Have you ever considered the cultural influence your country has on your view of work and business?
It’s something you don’t usually notice until confronted with another culture’s view clashes with your own.
Today I want to give you 3 principles that might help shape your view of work into something more freeing and life giving.
These are principles that I’ve been chewing on ever since arriving home from an extended vacation in the south of France.
The following thoughts were adapted from a piece my wife wrote and reflect the many conversations we had during out time this summer with the wonderful French people.
How The French View Work
After a month in the French countryside (specifically Provence and the Perigord region) my wife Shay and I have brought back more than just a daily craving for croissants and a mid-day Rosé (with ice cubes of course!).
What we’ve brought back is a deeply challenged perspective on work and more specifically, business ownership after spending a month meeting the locals and business owners in the very small country villages we visited.
If you will indulge me and allow me to make a few sweeping generalizations I realize that I cannot dare to speak for ALL the French, nor can I speak for what “city life” in the more modernized French cities looks like.
A month with the French certainly doesn’t make me any kind of expert on French culture but there were a few things happening around me that were impossible to miss and if any part of you is secretly exhausted with the constant demands of business ownership than lean in…there might be something here for you.
The French work to live instead of living to work.
Happen upon any small French village on a Monday and you will likely be met by a Ghost town.
Holiday? No. Worked extra over the weekend? Non. Why rush into the work week when you can make a leisurely stroll into it instead.
But thats not all.
Most businesses close for two to three hours each day for an extended lunch and then still close before dinner every evening! gasp!
Many also close on the weekends. How dare they!
And sometimes they pick another random day of the week (or two) to be closed if they feel like it.
And as if they are in an all-out effort to commit business suicide, many shops close down entirely for a month or two each year. (Sacrebleu!).
Here’s the takeaway:
They have decided on a lifestyle and run their business to serve that preferred lifestyle. Here in America so often we bend our entire lives to meet the demands of our work.
Skipping lunch, missing dinner, working on laptops in bed, working over the weekend, taking work on vacation. Year after year we sacrifice so many of our “priorities” to serve our businesses hoping that someday it will get better.

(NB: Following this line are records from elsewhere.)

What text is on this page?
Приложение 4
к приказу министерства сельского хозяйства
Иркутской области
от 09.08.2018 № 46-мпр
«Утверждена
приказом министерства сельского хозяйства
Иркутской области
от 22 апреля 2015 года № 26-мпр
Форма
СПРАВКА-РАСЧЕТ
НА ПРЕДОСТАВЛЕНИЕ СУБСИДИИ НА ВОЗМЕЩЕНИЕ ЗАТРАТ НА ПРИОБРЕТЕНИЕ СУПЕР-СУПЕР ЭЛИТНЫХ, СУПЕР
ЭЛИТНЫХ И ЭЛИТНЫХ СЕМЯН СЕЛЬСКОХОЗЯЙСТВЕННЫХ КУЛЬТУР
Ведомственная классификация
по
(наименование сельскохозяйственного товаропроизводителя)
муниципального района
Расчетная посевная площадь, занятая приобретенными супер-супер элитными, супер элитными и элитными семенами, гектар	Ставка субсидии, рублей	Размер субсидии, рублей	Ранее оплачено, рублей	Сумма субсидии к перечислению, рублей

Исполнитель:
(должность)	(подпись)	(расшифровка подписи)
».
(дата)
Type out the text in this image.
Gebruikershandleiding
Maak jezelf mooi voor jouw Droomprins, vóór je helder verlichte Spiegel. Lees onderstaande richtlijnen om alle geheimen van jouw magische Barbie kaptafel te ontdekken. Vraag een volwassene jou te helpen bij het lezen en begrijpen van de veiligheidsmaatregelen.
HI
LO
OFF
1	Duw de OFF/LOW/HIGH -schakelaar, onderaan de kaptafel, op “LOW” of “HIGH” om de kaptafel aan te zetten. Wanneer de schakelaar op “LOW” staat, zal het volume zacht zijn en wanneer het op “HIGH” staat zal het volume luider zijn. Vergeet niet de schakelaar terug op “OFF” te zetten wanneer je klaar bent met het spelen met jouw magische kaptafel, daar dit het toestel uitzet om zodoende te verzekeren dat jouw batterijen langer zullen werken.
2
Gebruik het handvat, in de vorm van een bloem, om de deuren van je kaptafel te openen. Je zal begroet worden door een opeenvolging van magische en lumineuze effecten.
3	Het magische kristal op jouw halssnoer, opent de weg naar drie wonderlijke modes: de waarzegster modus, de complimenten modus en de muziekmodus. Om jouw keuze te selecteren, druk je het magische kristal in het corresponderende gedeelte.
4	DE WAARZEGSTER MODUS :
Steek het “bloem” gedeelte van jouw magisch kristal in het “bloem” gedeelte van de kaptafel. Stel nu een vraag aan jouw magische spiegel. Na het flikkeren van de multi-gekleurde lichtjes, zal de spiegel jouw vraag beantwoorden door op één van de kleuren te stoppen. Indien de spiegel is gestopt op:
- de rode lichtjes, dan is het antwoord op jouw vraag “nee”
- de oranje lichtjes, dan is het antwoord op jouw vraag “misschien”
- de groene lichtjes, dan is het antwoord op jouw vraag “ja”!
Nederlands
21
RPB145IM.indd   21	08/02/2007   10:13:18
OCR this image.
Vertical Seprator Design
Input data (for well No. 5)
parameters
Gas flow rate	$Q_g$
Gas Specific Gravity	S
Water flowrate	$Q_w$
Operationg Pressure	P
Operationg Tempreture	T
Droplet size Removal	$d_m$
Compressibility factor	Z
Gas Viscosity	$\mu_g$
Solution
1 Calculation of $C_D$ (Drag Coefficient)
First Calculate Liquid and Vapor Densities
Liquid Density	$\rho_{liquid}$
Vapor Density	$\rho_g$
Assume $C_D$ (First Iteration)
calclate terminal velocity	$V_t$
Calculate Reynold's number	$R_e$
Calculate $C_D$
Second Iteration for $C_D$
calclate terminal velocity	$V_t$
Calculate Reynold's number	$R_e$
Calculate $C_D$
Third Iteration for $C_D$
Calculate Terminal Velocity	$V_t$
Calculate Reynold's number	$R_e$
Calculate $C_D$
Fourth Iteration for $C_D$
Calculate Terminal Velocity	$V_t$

The French are not afraid to miss out on possible profit
Don’t you think it would be tempting to be the one bakery that is open during lunch time or over the weekends?
Think of all of the business they are missing out on when they close their doors for the all of the above mentioned occasions.
These are not wealthy shop owners. These are husbands and wives, blue collar families with small family businesses.
But they are still willing to miss out of potential profit for the sake of long lunches sipping espresso and catching up with neighbors, evenings and weekends spent at home around big meals and entire months to travel or simply rest.
In contrast we (Americans) tend to be so afraid to miss out on any possible dollars – bending our preferences and boundaries for the chance to make just a little bit more.
Which brings me to my next observation…
The French work just enough to support their simple lifestyle.
We met so many interesting people from shop owners to actresses, authors, and artists. Many of them with irregular jobs and irregular pay.
All of them go from one project to the next, live off the earnings and then take on another project when they are ready or need more money.
They did not drive fancy cars or live in big homes.
They did not wear the most current fashions or decorate their homes elaborately.
Rather, they enjoyed the simple things in life like eating drawn out meals outdoors with friends and long conversations over red wine that last into the night.
Business owners never spoke of their 5 year growth plan, or how much better Q3 was over Q2.
If their business supported these simple lifestyle priorities they were happy with thing just the way they were.
We ate at the most amazing restaurant in Brantôme run by a husband and wife. He cooked all the meals and she ran front of house and they shut the restaurant down for a few months each year to travel the world.
Can you imagine that? Closing their doors completely! Wouldn’t the “lose momentum”?
The goal with so many of these business owners was almost never growing the business, opening more stores, etc but simply to be able to continue their current lifestyle. If was refreshing, and convicting.
Why are we so obsessed with growth?
Here are the questions that I am asking myself after a month surrounded by so many kind French men and women – many of them entrepreneurs of some sort themselves.
- Why is growth always the goal?
- Does it have to be?
- When is there enough growth?
- What would be enough profit?
- Is more always better?
- Would I still love my job if things stayed the same from here on out?
I hope that there is something there that you can chew on. Something that might lead to just a little bit more freedom and resolve.
I’m right there with you fighting for healthy business ownership with flourishing lives as a result.